GTX295 Specefications & CUDA

Hi!

I have started working with CUDA on my new PC. The PC specifications are:

As can be seen at the previous URL, the GPU consists of 480(240x2) processor cores and 1792MB(865x2) of memory.
However, if I execute the “deviceQuery.exe” program who comes at the NVIDIA GPU Computing SDK the result is as follows:

So, it notes that the GPU is “Geforce GTX 295” but only appears to be 240 processor cores and 869MB of memory! Indeed, if I try to load more than 869MB in the GPU, the program crashes.

So the question is: why CUDA doesn’t detect the correct specifications of the GTX295??. is it a bug??, Is there any solution?

Thanks a lot!

pdt: i’m sorry for my English :)

Hi!

I have started working with CUDA on my new PC. The PC specifications are:

As can be seen at the previous URL, the GPU consists of 480(240x2) processor cores and 1792MB(865x2) of memory.
However, if I execute the “deviceQuery.exe” program who comes at the NVIDIA GPU Computing SDK the result is as follows:

So, it notes that the GPU is “Geforce GTX 295” but only appears to be 240 processor cores and 869MB of memory! Indeed, if I try to load more than 869MB in the GPU, the program crashes.

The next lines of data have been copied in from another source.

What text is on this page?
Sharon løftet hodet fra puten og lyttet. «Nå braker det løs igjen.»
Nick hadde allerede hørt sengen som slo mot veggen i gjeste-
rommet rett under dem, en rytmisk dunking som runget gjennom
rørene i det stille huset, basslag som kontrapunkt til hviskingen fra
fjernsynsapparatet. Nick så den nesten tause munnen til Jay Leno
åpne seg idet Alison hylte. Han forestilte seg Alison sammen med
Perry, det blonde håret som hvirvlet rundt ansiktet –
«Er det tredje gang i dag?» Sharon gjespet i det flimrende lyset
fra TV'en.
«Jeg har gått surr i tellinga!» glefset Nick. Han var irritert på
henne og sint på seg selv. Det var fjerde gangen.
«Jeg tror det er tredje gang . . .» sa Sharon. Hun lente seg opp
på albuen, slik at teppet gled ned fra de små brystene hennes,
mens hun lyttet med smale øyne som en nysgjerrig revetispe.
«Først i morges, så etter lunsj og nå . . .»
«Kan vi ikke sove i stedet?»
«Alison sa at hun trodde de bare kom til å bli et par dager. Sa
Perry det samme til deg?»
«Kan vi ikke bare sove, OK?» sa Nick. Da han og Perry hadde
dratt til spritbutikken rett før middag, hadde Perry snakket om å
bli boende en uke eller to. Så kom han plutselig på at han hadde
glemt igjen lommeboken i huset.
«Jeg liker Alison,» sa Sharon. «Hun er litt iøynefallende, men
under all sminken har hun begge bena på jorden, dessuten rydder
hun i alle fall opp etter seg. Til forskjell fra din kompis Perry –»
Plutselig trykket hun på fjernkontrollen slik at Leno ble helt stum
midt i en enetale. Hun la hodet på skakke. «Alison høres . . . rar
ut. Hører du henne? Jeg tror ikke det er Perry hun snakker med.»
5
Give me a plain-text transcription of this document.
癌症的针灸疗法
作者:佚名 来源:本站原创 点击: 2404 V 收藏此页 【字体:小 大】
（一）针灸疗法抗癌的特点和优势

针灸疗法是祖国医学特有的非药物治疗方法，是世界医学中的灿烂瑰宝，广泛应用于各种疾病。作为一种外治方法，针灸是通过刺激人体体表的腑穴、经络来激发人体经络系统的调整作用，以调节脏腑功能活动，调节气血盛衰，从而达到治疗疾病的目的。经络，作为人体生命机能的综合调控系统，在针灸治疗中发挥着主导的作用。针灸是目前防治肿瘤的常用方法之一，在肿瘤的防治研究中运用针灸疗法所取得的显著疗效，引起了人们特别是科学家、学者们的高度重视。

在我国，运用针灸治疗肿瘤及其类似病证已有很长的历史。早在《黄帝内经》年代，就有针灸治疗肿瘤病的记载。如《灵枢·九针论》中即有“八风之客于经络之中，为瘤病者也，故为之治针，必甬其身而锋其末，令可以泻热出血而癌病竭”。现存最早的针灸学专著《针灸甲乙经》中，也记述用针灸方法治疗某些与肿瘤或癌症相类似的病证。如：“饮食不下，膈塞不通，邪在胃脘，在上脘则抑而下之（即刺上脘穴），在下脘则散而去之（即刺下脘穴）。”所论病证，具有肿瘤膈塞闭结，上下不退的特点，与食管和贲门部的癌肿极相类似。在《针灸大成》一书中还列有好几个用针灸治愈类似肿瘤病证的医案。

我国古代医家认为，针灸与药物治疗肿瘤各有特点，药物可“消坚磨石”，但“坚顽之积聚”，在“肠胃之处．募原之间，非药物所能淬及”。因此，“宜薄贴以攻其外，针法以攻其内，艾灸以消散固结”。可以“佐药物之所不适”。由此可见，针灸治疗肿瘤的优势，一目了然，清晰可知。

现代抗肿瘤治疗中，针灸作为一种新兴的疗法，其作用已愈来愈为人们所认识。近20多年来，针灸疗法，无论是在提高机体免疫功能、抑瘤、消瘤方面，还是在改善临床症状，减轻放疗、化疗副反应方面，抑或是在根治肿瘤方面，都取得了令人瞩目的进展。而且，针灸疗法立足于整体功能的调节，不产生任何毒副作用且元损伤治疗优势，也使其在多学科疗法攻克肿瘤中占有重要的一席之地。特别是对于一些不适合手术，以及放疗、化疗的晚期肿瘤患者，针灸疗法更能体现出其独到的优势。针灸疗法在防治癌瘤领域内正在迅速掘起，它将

So the question is: why CUDA doesn’t detect the correct specifications of the GTX295??. is it a bug??, Is there any solution?

Thanks a lot!

pdt: i’m sorry for my English :)

What you should see is two such devices. Basically its seems your second device is not detected. While I have not much experience with Windows in these matters, I think I remember that if you activate SLI, CUDA can not detect both devices (probably when using SLI Windows thinks there is only one device, and so CUDA can only find one). CUDA can not use the SLI bridge.

Cheers

Ceearem

P.S. This is how the output looks like on one of our Linux machines with 2 GTX295 and a 8400GS for the X-Server (though right now none is running…)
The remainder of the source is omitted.